Sarah Chien
creates improvised dance works with collaborators from dance, music, circus and theatre.
Read her artist statement.
Sarah has performed her own and collaborative projects throughout New York City, the United States, as well as in Greece, Slovakia, Spain, Poland and Italy. In New York, her work has been shown at Joe’s Pub, University Settlement, Brooklyn Studios for Dance, Triskelion Arts, The Kraine, Arts on Site, The Brick, Eden’s Expressway and Chez Bushwick. She is known for a grounded, emotive movement style and welcoming work that straddles the abstract and the accessible.
Sarah approaches performance as a way of revealing more of the self, and uses the language of improvisation as a way to foster dialogue across artistic disciplines. Her major performance/production projects include ∞therside collective, an international improvisation collective of which she is a founding member; ¡Spontaneous Combustion!, an all-improvised performance party series on her homemade rooftop dance floor, and Songs Stuck in My Body, her touring dance-theater solo show. She recently self-published a book called How to Build a Dance Floor.

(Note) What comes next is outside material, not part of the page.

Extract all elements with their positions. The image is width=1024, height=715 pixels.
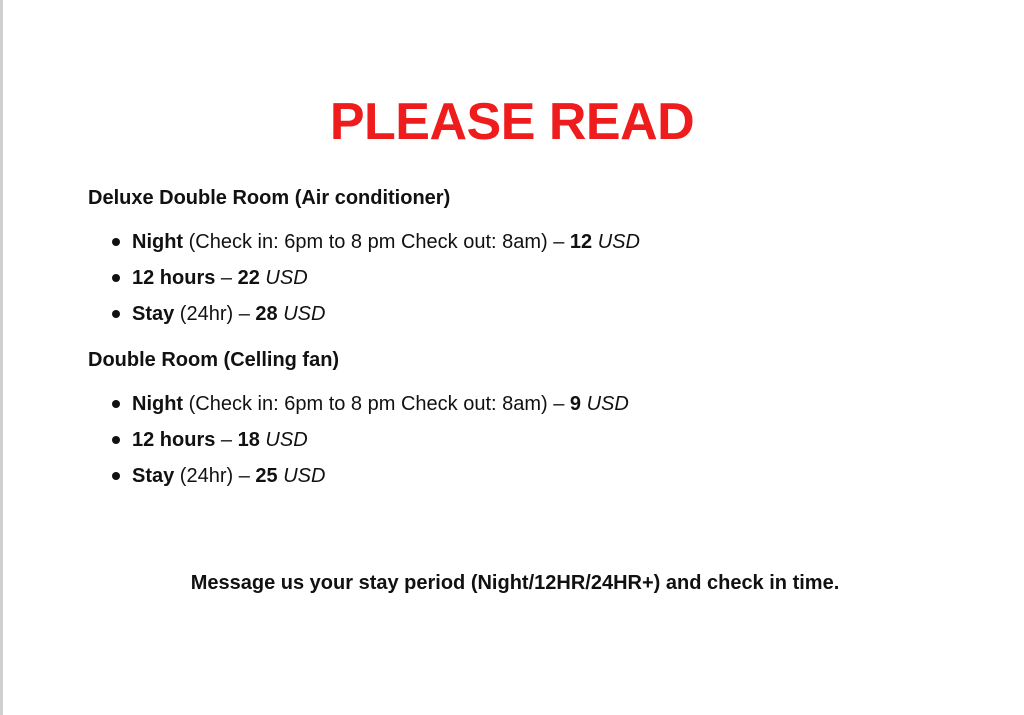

Sarah is known for a grounded, emotive movement style and welcoming work that straddles the abstract and the accessible.
Sarah has taught contemporary floorwork and improvisation classes in Italy, Greece, at the National Ballet of Ecuador, at Princeton University and throughout New York City at Chez Bushwick, Mark Morris, Gibney Dance, Abrons Arts Center and Brooklyn Studios for Dance. She founded Floor Friends, a training network and platform through which she curated and produced independent classes, workshops and occasional performances. She has produced workshops with teachers from New York, Seattle, Los Angeles, Ecuador, Argentina, Costa Rica, Denmark, Belgium and Sweden.
A queer, multiracial, third-generation New Yorker, Sarah was raised in Illinois but returned “home” to the NYC in 2006. She was a company member for Andre Zachery/Renegade Performance Group, Sydnie L. Mosley Dances, and Jody Sperling/Time Lapse Dance. She attended Barnard College, and afterwards studied extensively with David Zambrano, whose work greatly influences her teaching and approach to performance.
Viewing training as both research and craft, she maintains a rigorous personal practice. She is currently researching "instant memoir", a performance score/form using extemporaneous autobiographical text and improvised movement to illuminate realizations about a moment in time and place. When not dancing, she can be found working in the local food system as an organic vegetable farmer, tractor operator and market seller.
Sarah was based in New York City since 2006. She spent the 2022 growing season on Long Island's East End and in 2023 moved to New York's Hudson Valley.